Calculate January-2024 SF Promotion Impact Using SQL Queries
Company: Uber
Role: Data Scientist
Category: Data Manipulation (SQL/Python)
Difficulty: Medium
Interview Round: Technical Screen
campaign_users
+---------+-----------+
| user_id | treatment |
+---------+-----------+
| 1001 | control |
| 1002 | test |
| 1003 | control |
| 1004 | test |
| 1005 | control |
+---------+-----------+
sessions
+---------+-----------+--------+---------------------+
| user_id | session_id| region | timestamp |
+---------+-----------+--------+---------------------+
| 1001 | s1 | SF | 2024-01-05 10:00:00 |
| 1002 | s2 | NY | 2024-01-06 11:00:00 |
| 1002 | s3 | SF | 2024-01-10 12:00:00 |
| 1004 | s4 | SF | 2024-01-12 09:30:00 |
| 1005 | s5 | SF | 2024-02-01 08:20:00 |
+---------+-----------+--------+---------------------+
orders
+---------+-----------+----------+---------+--------+
| user_id | session_id| order_id | revenue | profit |
+---------+-----------+----------+---------+--------+
| 1001 | s1 | o101 | 50.00 | 10.00 |
| 1002 | s2 | o102 | 80.00 | 15.00 |
| 1002 | s3 | o103 | 45.00 | 12.00 |
| 1004 | s4 | o104 | 60.00 | 20.00 |
| 1004 | s4 | o105 | 20.00 | 5.00 |
+---------+-----------+----------+---------+--------+
##### Scenario
Using three relational tables that record campaign assignment, user sessions, and orders, evaluate the January-2024 SF-only promotion experiment and perform follow-up analyses.
##### Question
Write a SQL query that joins the three tables to compute average revenue per user for treatment vs. control, restricting data to sessions in January-2024 and region = 'SF'. For each treatment arm, return the three user_id values with the highest number of orders.
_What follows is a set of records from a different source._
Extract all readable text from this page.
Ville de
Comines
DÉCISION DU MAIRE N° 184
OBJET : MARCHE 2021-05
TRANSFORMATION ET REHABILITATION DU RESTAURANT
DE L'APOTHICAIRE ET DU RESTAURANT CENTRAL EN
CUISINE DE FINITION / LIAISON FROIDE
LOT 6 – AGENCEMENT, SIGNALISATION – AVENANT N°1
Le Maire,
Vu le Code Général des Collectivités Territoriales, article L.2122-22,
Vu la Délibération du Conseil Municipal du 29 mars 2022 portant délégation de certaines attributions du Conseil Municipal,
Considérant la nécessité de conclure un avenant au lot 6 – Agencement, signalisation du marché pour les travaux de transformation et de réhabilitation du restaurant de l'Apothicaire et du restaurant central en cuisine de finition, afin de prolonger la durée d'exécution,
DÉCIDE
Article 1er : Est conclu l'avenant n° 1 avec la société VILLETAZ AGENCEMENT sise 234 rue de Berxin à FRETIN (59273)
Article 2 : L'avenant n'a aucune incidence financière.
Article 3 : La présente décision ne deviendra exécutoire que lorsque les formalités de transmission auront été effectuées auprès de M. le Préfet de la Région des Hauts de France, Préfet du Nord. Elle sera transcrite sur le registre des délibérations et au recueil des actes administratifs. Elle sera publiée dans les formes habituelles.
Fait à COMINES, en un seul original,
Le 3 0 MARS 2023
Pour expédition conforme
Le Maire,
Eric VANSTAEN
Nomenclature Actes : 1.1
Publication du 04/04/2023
For each treatment arm, calculate the percentage of users who have placed more than five orders.
##### Hints
Use proper JOINs, WHERE filters on date and region, GROUP BY treatment, COUNT orders, window functions or conditional aggregation as needed.
Quick Answer: This question evaluates a candidate's proficiency in relational data manipulation techniques—specifically joins, date and region filtering, aggregation, top‑N identification, and percentage calculations applied to experiment and user-level metrics.